In Spark 2.0 and later versions, the creation of SparkContext was implicit.

from pyspark.sql import SparkSession

# Create a SparkSession, which implicitly creates a SparkContext
spark = SparkSession.builder.appName("MyApp").getOrCreate()

# Accessing SparkContext from SparkSession
sc = spark.sparkContext

The getOrCreate() method ensures that a SparkContext is created if it does not exist.

SQLContext: Bridging the Structured Data Gap

In version 1.0, the emergence of SQLContext is a significant leap in structured data processing. It provides a high-level API to work with structured data using Spark SQL, allowing users to seamlessly integrate SQL queries into their Spark programs.

As the journey of Spark evolved, In 2.0 the SQLContext has been abstracted into SparkSession to provide a single entry point for the Spark ecosystem.

In Spark 1.0, SQLContext was created from SparkContext.

from pyspark.sql import SQLContext
from pyspark import SparkContext, SparkConf

# Create a SparkConf object with configuration settings
conf = SparkConf().setAppName("MyApp").setMaster("local")

# Create a SparkContext with the specified configuration
sc = SparkContext(conf=conf)

# Create an SQLContext using the SparkContext
sqlContext = SQLContext(sc)

In Spark 2.0 and later versions:

from pyspark.sql import SparkSession

# Create a SparkSession, which implicitly creates a SQLContext
spark = SparkSession.builder.appName("MyApp").getOrCreate()

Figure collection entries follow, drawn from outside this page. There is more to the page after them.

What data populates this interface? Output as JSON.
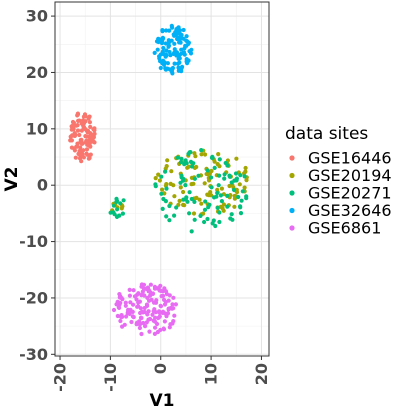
{
  "chart_data": {
    "type": "scatter",
    "title": "",
    "xlabel": "V1",
    "ylabel": "V2",
    "xlim": [
      -21,
      21.5
    ],
    "ylim": [
      -30.3,
      32.5
    ],
    "xticks": [
      -20,
      -10,
      0,
      10,
      20
    ],
    "yticks": [
      -30,
      -20,
      -10,
      0,
      10,
      20,
      30
    ],
    "xtick_labels": [
      "-20",
      "-10",
      "0",
      "10",
      "20"
    ],
    "ytick_labels": [
      "-30",
      "-20",
      "-10",
      "0",
      "10",
      "20",
      "30"
    ],
    "grid": true,
    "legend_title": "data sites",
    "legend_position": "right",
    "series": [
      {
        "name": "GSE16446",
        "color": "#F8766D",
        "clusters": [
          {
            "cx": -15.5,
            "cy": 8.5,
            "rx": 2.6,
            "ry": 4.6,
            "n": 110
          }
        ]
      },
      {
        "name": "GSE20194",
        "color": "#A3A500",
        "clusters": [
          {
            "cx": 8,
            "cy": 0.5,
            "rx": 10.5,
            "ry": 6.0,
            "n": 110
          },
          {
            "cx": -9,
            "cy": -3.5,
            "rx": 1.6,
            "ry": 1.2,
            "n": 8
          }
        ]
      },
      {
        "name": "GSE20271",
        "color": "#00BF7D",
        "clusters": [
          {
            "cx": 8,
            "cy": -1,
            "rx": 9.5,
            "ry": 7.5,
            "n": 100
          },
          {
            "cx": -8.5,
            "cy": -4,
            "rx": 1.8,
            "ry": 2.0,
            "n": 14
          }
        ]
      },
      {
        "name": "GSE32646",
        "color": "#00B0F6",
        "clusters": [
          {
            "cx": 2.5,
            "cy": 24,
            "rx": 3.8,
            "ry": 4.5,
            "n": 115
          }
        ]
      },
      {
        "name": "GSE6861",
        "color": "#E76BF3",
        "clusters": [
          {
            "cx": -3,
            "cy": -22,
            "rx": 6.5,
            "ry": 4.8,
            "n": 150
          }
        ]
      }
    ]
  }
}
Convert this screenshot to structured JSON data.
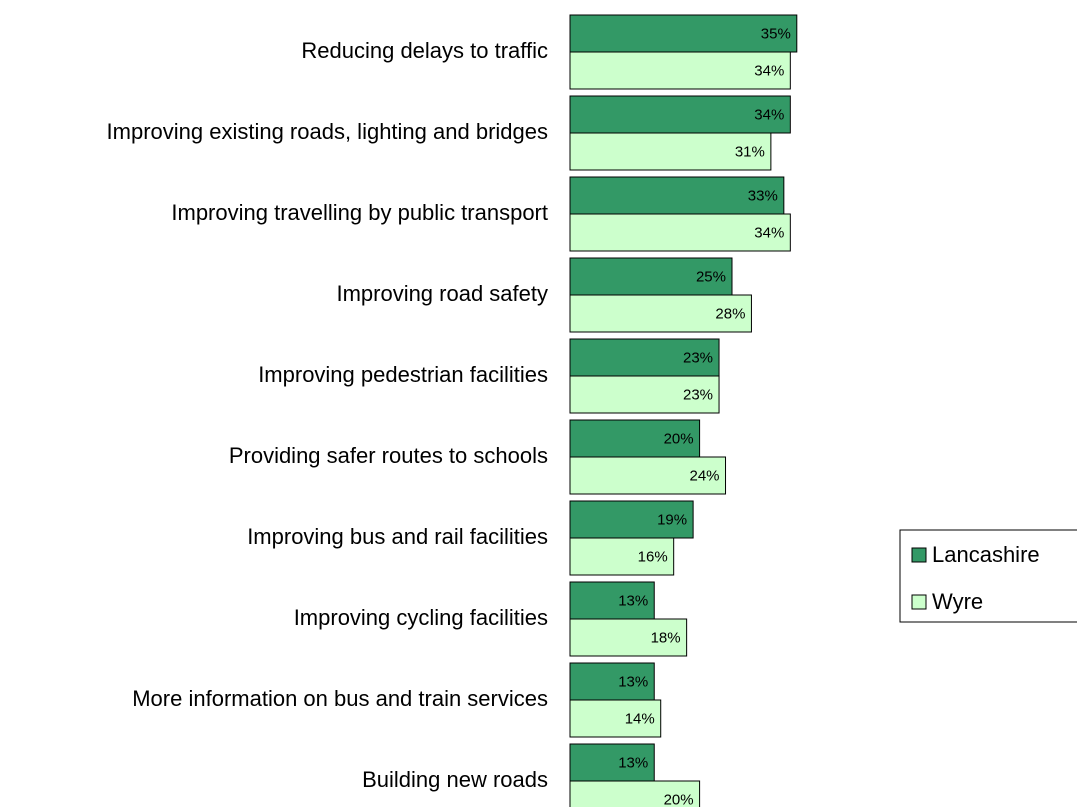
{
  "chart_data": {
    "type": "bar",
    "orientation": "horizontal",
    "categories": [
      "Reducing delays to traffic",
      "Improving existing roads, lighting and bridges",
      "Improving travelling by public transport",
      "Improving road safety",
      "Improving pedestrian facilities",
      "Providing safer routes to schools",
      "Improving bus and rail facilities",
      "Improving cycling facilities",
      "More information on bus and train services",
      "Building new roads"
    ],
    "series": [
      {
        "name": "Lancashire",
        "color": "#339966",
        "values": [
          35,
          34,
          33,
          25,
          23,
          20,
          19,
          13,
          13,
          13
        ],
        "value_labels": [
          "35%",
          "34%",
          "33%",
          "25%",
          "23%",
          "20%",
          "19%",
          "13%",
          "13%",
          "13%"
        ]
      },
      {
        "name": "Wyre",
        "color": "#ccffcc",
        "values": [
          34,
          31,
          34,
          28,
          23,
          24,
          16,
          18,
          14,
          20
        ],
        "value_labels": [
          "34%",
          "31%",
          "34%",
          "28%",
          "23%",
          "24%",
          "16%",
          "18%",
          "14%",
          "20%"
        ]
      }
    ],
    "legend": "right"
  }
}
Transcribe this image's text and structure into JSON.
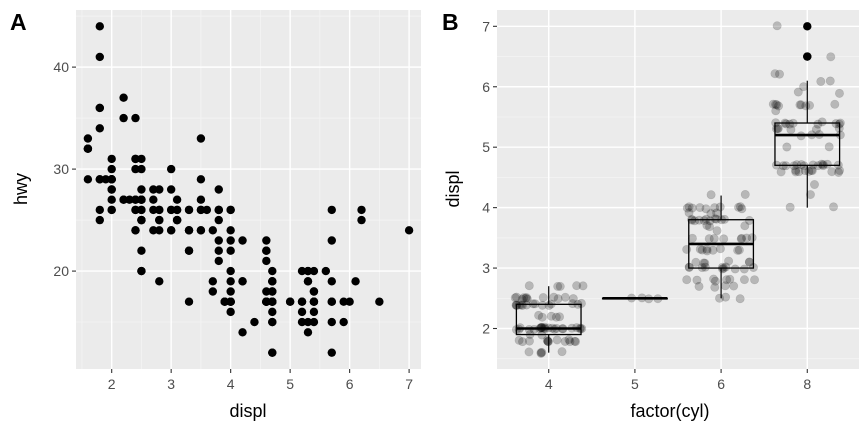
{
  "chart_data": [
    {
      "tag": "A",
      "type": "scatter",
      "xlabel": "displ",
      "ylabel": "hwy",
      "xlim": [
        1.4,
        7.2
      ],
      "ylim": [
        10.4,
        45.6
      ],
      "xticks": [
        2,
        3,
        4,
        5,
        6,
        7
      ],
      "yticks": [
        20,
        30,
        40
      ],
      "point_color": "#000000",
      "points": [
        [
          1.8,
          29
        ],
        [
          1.8,
          29
        ],
        [
          2.0,
          31
        ],
        [
          2.0,
          30
        ],
        [
          2.8,
          26
        ],
        [
          2.8,
          26
        ],
        [
          3.1,
          27
        ],
        [
          1.8,
          26
        ],
        [
          1.8,
          25
        ],
        [
          2.0,
          28
        ],
        [
          2.0,
          27
        ],
        [
          2.8,
          25
        ],
        [
          2.8,
          25
        ],
        [
          3.1,
          25
        ],
        [
          3.1,
          25
        ],
        [
          2.8,
          24
        ],
        [
          3.1,
          25
        ],
        [
          4.2,
          23
        ],
        [
          5.3,
          20
        ],
        [
          5.3,
          15
        ],
        [
          5.3,
          20
        ],
        [
          5.7,
          17
        ],
        [
          6.0,
          17
        ],
        [
          5.7,
          26
        ],
        [
          5.7,
          23
        ],
        [
          6.2,
          26
        ],
        [
          6.2,
          25
        ],
        [
          7.0,
          24
        ],
        [
          5.3,
          19
        ],
        [
          5.3,
          14
        ],
        [
          5.7,
          15
        ],
        [
          6.5,
          17
        ],
        [
          2.4,
          27
        ],
        [
          2.4,
          30
        ],
        [
          3.1,
          26
        ],
        [
          3.5,
          29
        ],
        [
          3.6,
          26
        ],
        [
          2.4,
          24
        ],
        [
          3.0,
          24
        ],
        [
          3.3,
          22
        ],
        [
          3.3,
          22
        ],
        [
          3.3,
          24
        ],
        [
          3.3,
          24
        ],
        [
          3.3,
          17
        ],
        [
          3.8,
          22
        ],
        [
          3.8,
          21
        ],
        [
          3.8,
          23
        ],
        [
          4.0,
          23
        ],
        [
          3.7,
          19
        ],
        [
          3.7,
          18
        ],
        [
          3.9,
          17
        ],
        [
          3.9,
          17
        ],
        [
          4.7,
          19
        ],
        [
          4.7,
          19
        ],
        [
          4.7,
          12
        ],
        [
          4.7,
          17
        ],
        [
          5.2,
          17
        ],
        [
          5.2,
          17
        ],
        [
          5.7,
          17
        ],
        [
          5.9,
          17
        ],
        [
          4.7,
          12
        ],
        [
          4.7,
          17
        ],
        [
          4.7,
          16
        ],
        [
          4.7,
          18
        ],
        [
          4.7,
          15
        ],
        [
          5.2,
          16
        ],
        [
          5.2,
          15
        ],
        [
          3.9,
          17
        ],
        [
          4.7,
          17
        ],
        [
          4.7,
          15
        ],
        [
          4.7,
          18
        ],
        [
          5.2,
          20
        ],
        [
          5.7,
          19
        ],
        [
          5.9,
          15
        ],
        [
          4.6,
          17
        ],
        [
          5.4,
          17
        ],
        [
          5.4,
          16
        ],
        [
          4.0,
          17
        ],
        [
          4.0,
          19
        ],
        [
          4.0,
          17
        ],
        [
          4.0,
          17
        ],
        [
          4.6,
          17
        ],
        [
          5.0,
          17
        ],
        [
          4.2,
          19
        ],
        [
          4.2,
          19
        ],
        [
          4.6,
          17
        ],
        [
          4.6,
          17
        ],
        [
          4.6,
          17
        ],
        [
          5.4,
          18
        ],
        [
          5.4,
          17
        ],
        [
          3.8,
          26
        ],
        [
          3.8,
          25
        ],
        [
          4.0,
          26
        ],
        [
          4.0,
          24
        ],
        [
          4.6,
          21
        ],
        [
          4.6,
          22
        ],
        [
          4.6,
          23
        ],
        [
          4.6,
          22
        ],
        [
          5.4,
          20
        ],
        [
          1.6,
          33
        ],
        [
          1.6,
          32
        ],
        [
          1.6,
          32
        ],
        [
          1.6,
          29
        ],
        [
          1.6,
          32
        ],
        [
          1.8,
          34
        ],
        [
          1.8,
          36
        ],
        [
          1.8,
          36
        ],
        [
          2.0,
          29
        ],
        [
          2.4,
          26
        ],
        [
          2.4,
          27
        ],
        [
          2.5,
          30
        ],
        [
          2.5,
          31
        ],
        [
          3.3,
          26
        ],
        [
          2.0,
          26
        ],
        [
          2.0,
          28
        ],
        [
          2.0,
          26
        ],
        [
          2.0,
          29
        ],
        [
          2.7,
          28
        ],
        [
          2.7,
          27
        ],
        [
          2.7,
          24
        ],
        [
          3.0,
          24
        ],
        [
          3.7,
          24
        ],
        [
          4.0,
          22
        ],
        [
          4.7,
          19
        ],
        [
          4.7,
          20
        ],
        [
          4.7,
          17
        ],
        [
          5.7,
          12
        ],
        [
          6.1,
          19
        ],
        [
          4.0,
          18
        ],
        [
          4.2,
          14
        ],
        [
          4.4,
          15
        ],
        [
          4.6,
          18
        ],
        [
          5.4,
          18
        ],
        [
          5.4,
          15
        ],
        [
          5.4,
          17
        ],
        [
          4.0,
          16
        ],
        [
          4.0,
          17
        ],
        [
          4.6,
          17
        ],
        [
          5.0,
          17
        ],
        [
          2.4,
          26
        ],
        [
          2.4,
          24
        ],
        [
          2.5,
          26
        ],
        [
          2.5,
          22
        ],
        [
          3.5,
          24
        ],
        [
          3.5,
          24
        ],
        [
          3.0,
          26
        ],
        [
          3.0,
          28
        ],
        [
          3.5,
          26
        ],
        [
          3.3,
          24
        ],
        [
          3.3,
          26
        ],
        [
          4.0,
          26
        ],
        [
          5.6,
          20
        ],
        [
          3.1,
          26
        ],
        [
          3.8,
          26
        ],
        [
          3.8,
          28
        ],
        [
          3.8,
          26
        ],
        [
          5.3,
          19
        ],
        [
          2.5,
          25
        ],
        [
          2.5,
          27
        ],
        [
          2.5,
          25
        ],
        [
          2.5,
          27
        ],
        [
          2.5,
          20
        ],
        [
          2.5,
          20
        ],
        [
          2.2,
          27
        ],
        [
          2.2,
          27
        ],
        [
          2.5,
          27
        ],
        [
          2.5,
          27
        ],
        [
          2.5,
          25
        ],
        [
          2.5,
          26
        ],
        [
          2.5,
          28
        ],
        [
          2.0,
          29
        ],
        [
          2.3,
          27
        ],
        [
          2.4,
          31
        ],
        [
          2.4,
          31
        ],
        [
          2.7,
          26
        ],
        [
          3.0,
          26
        ],
        [
          3.5,
          27
        ],
        [
          3.0,
          30
        ],
        [
          3.5,
          33
        ],
        [
          2.2,
          35
        ],
        [
          2.2,
          37
        ],
        [
          2.4,
          35
        ],
        [
          1.8,
          44
        ],
        [
          1.8,
          41
        ],
        [
          3.5,
          26
        ],
        [
          2.8,
          19
        ],
        [
          4.0,
          20
        ],
        [
          2.8,
          28
        ],
        [
          2.0,
          29
        ],
        [
          1.9,
          29
        ]
      ]
    },
    {
      "tag": "B",
      "type": "boxplot-jitter",
      "xlabel": "factor(cyl)",
      "ylabel": "displ",
      "categories": [
        "4",
        "5",
        "6",
        "8"
      ],
      "ylim": [
        1.33,
        7.27
      ],
      "yticks": [
        2,
        3,
        4,
        5,
        6,
        7
      ],
      "box_color": "#000000",
      "point_color": "#000000",
      "point_alpha": 0.22,
      "boxes": [
        {
          "category": "4",
          "min": 1.6,
          "q1": 1.9,
          "median": 2.0,
          "q3": 2.4,
          "max": 2.7,
          "outliers": []
        },
        {
          "category": "5",
          "min": 2.5,
          "q1": 2.5,
          "median": 2.5,
          "q3": 2.5,
          "max": 2.5,
          "outliers": []
        },
        {
          "category": "6",
          "min": 2.5,
          "q1": 3.0,
          "median": 3.4,
          "q3": 3.8,
          "max": 4.2,
          "outliers": []
        },
        {
          "category": "8",
          "min": 4.0,
          "q1": 4.7,
          "median": 5.2,
          "q3": 5.4,
          "max": 6.1,
          "outliers": [
            6.5,
            6.5,
            7.0
          ]
        }
      ],
      "jitter": [
        {
          "category": "4",
          "values": [
            1.8,
            1.8,
            2.0,
            2.0,
            1.8,
            1.8,
            2.0,
            2.0,
            2.4,
            2.4,
            2.4,
            2.5,
            2.5,
            2.0,
            2.0,
            2.0,
            2.0,
            2.7,
            2.7,
            2.7,
            1.6,
            1.6,
            1.6,
            1.6,
            1.6,
            1.8,
            1.8,
            1.8,
            2.0,
            2.4,
            2.4,
            2.5,
            2.5,
            2.0,
            2.0,
            2.4,
            2.4,
            2.2,
            2.2,
            2.4,
            2.4,
            2.4,
            2.2,
            2.2,
            2.4,
            2.4,
            2.0,
            1.8,
            1.8,
            2.0,
            1.9,
            2.5,
            2.5,
            2.5,
            2.5,
            2.5,
            2.2,
            2.0,
            2.0,
            1.9,
            2.0,
            2.7,
            2.7,
            2.4,
            2.5,
            2.5,
            2.0,
            2.0,
            1.8,
            1.8,
            2.0,
            2.0,
            2.5,
            2.4,
            2.0,
            2.0,
            1.8,
            1.8,
            2.0,
            2.0,
            2.4
          ]
        },
        {
          "category": "5",
          "values": [
            2.5,
            2.5,
            2.5,
            2.5
          ]
        },
        {
          "category": "6",
          "values": [
            2.8,
            2.8,
            3.1,
            2.8,
            2.8,
            3.1,
            3.1,
            2.8,
            3.1,
            3.8,
            3.8,
            3.8,
            4.0,
            3.7,
            3.7,
            3.9,
            3.9,
            3.9,
            4.0,
            4.0,
            4.0,
            4.2,
            4.2,
            3.8,
            3.8,
            4.0,
            4.0,
            3.3,
            2.7,
            2.7,
            3.0,
            3.7,
            4.0,
            4.0,
            3.5,
            3.5,
            3.0,
            3.0,
            3.5,
            3.3,
            3.3,
            4.0,
            3.1,
            3.8,
            3.8,
            3.8,
            2.5,
            2.5,
            2.7,
            3.0,
            3.5,
            3.0,
            3.5,
            2.8,
            2.8,
            3.3,
            3.3,
            3.3,
            3.3,
            3.3,
            3.8,
            3.8,
            4.0,
            3.0,
            3.0,
            3.6,
            3.5,
            2.7,
            3.0,
            3.0,
            3.3,
            3.8,
            3.8,
            3.5,
            3.5,
            3.0,
            3.0,
            2.5,
            2.8,
            3.1
          ]
        },
        {
          "category": "8",
          "values": [
            4.2,
            5.3,
            5.3,
            5.3,
            5.7,
            6.0,
            5.7,
            5.7,
            6.2,
            6.2,
            7.0,
            5.3,
            5.3,
            5.7,
            6.5,
            4.7,
            4.7,
            4.7,
            5.2,
            5.2,
            5.7,
            5.9,
            4.7,
            4.7,
            4.7,
            4.7,
            4.7,
            4.7,
            5.2,
            5.2,
            5.7,
            5.9,
            4.6,
            5.4,
            5.4,
            4.0,
            4.0,
            4.6,
            5.0,
            4.6,
            4.6,
            4.6,
            5.4,
            5.4,
            4.6,
            4.6,
            4.6,
            4.6,
            5.4,
            4.7,
            4.7,
            4.7,
            5.7,
            6.1,
            4.4,
            4.6,
            5.4,
            5.4,
            5.4,
            4.6,
            5.0,
            5.6,
            5.4,
            4.7,
            5.7,
            6.1,
            5.4,
            5.3,
            4.7,
            5.7
          ]
        }
      ]
    }
  ]
}
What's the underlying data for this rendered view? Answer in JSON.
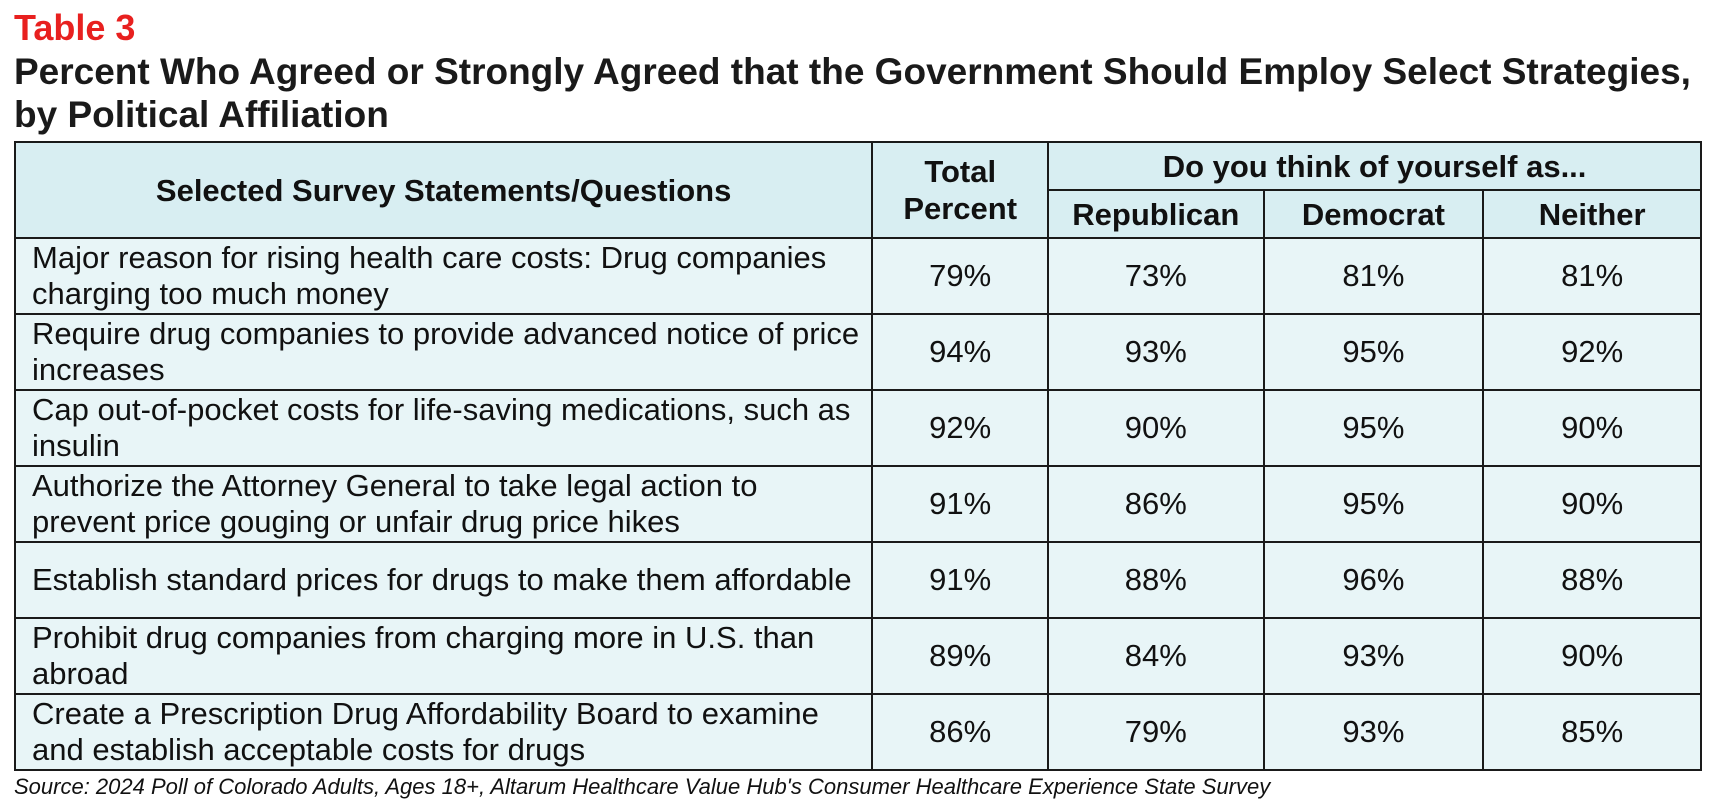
{
  "table_label": "Table 3",
  "title": "Percent Who Agreed or Strongly Agreed that the Government Should Employ Select Strategies, by Political Affiliation",
  "header": {
    "statements_col": "Selected Survey Statements/Questions",
    "total_col": "Total Percent",
    "group_col": "Do you think of yourself as...",
    "sub_cols": [
      "Republican",
      "Democrat",
      "Neither"
    ]
  },
  "rows": [
    {
      "statement": "Major reason for rising health care costs: Drug companies charging too much money",
      "total": "79%",
      "republican": "73%",
      "democrat": "81%",
      "neither": "81%"
    },
    {
      "statement": "Require drug companies to provide advanced notice of price increases",
      "total": "94%",
      "republican": "93%",
      "democrat": "95%",
      "neither": "92%"
    },
    {
      "statement": "Cap out-of-pocket costs for life-saving medications, such as insulin",
      "total": "92%",
      "republican": "90%",
      "democrat": "95%",
      "neither": "90%"
    },
    {
      "statement": "Authorize the Attorney General to take legal action to prevent price gouging or unfair drug price hikes",
      "total": "91%",
      "republican": "86%",
      "democrat": "95%",
      "neither": "90%"
    },
    {
      "statement": "Establish standard prices for drugs to make them affordable",
      "total": "91%",
      "republican": "88%",
      "democrat": "96%",
      "neither": "88%"
    },
    {
      "statement": "Prohibit drug companies from charging more in U.S. than abroad",
      "total": "89%",
      "republican": "84%",
      "democrat": "93%",
      "neither": "90%"
    },
    {
      "statement": "Create a Prescription Drug Affordability Board to examine and establish acceptable costs for drugs",
      "total": "86%",
      "republican": "79%",
      "democrat": "93%",
      "neither": "85%"
    }
  ],
  "source": "Source: 2024 Poll of Colorado Adults, Ages 18+, Altarum Healthcare Value Hub's Consumer Healthcare Experience State Survey",
  "colors": {
    "label_red": "#e8201f",
    "header_bg": "#d8eef2",
    "body_bg": "#e8f5f7",
    "border": "#1a1a1a"
  }
}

# Accessing SQLContext from SparkSession
sqlContext = spark.sqlContext

HiveContext: Bridging Spark and Hive

In the Spark 1.0 era, HiveContext played a crucial role in bridging the gap between Spark and Apache Hive. It allowed Spark applications to leverage Hive’s metadata and operate seamlessly on Hive tables.

HiveContext faced deprecation in Spark 2.0. SparkSession with Hive support was the recommended way to serve the community’s intention to make SparkSession the single entry point.

Like SQLContext, HiveContext also is created using SparkContext in Spark 1.0

from pyspark.sql import HiveContext
from pyspark import SparkContext, SparkConf

# Create a SparkConf object with configuration settings
conf = SparkConf().setAppName("MyApp").setMaster("local")

# Create a SparkContext with the specified configuration
sc = SparkContext(conf=conf)

# Create a HiveContext using the SparkContext
hiveContext = HiveContext(sc)

In Spark 2.0:

from pyspark.sql import SparkSession

# Create a SparkSession with Hive support
spark = SparkSession.builder.appName("MyApp").enableHiveSupport().getOrCreate()

The enableHiveSupport() method configures the SparkSession to work seamlessly with Hive, enabling you to execute Hive queries and work with Hive tables.

SparkSession: Unifying the Experience

The introduction of SparkSession not only combined the functionalities of SparkContext, SQLContext, and HiveContext but also provided a unified entry point for Spark applications. This consolidation simplified the user experience, making it easier to interact with Spark, Spark SQL, and Hive within a single interface. This evolution underscores the commitment of the Spark community to provide a cohesive and streamlined experience for big data processing.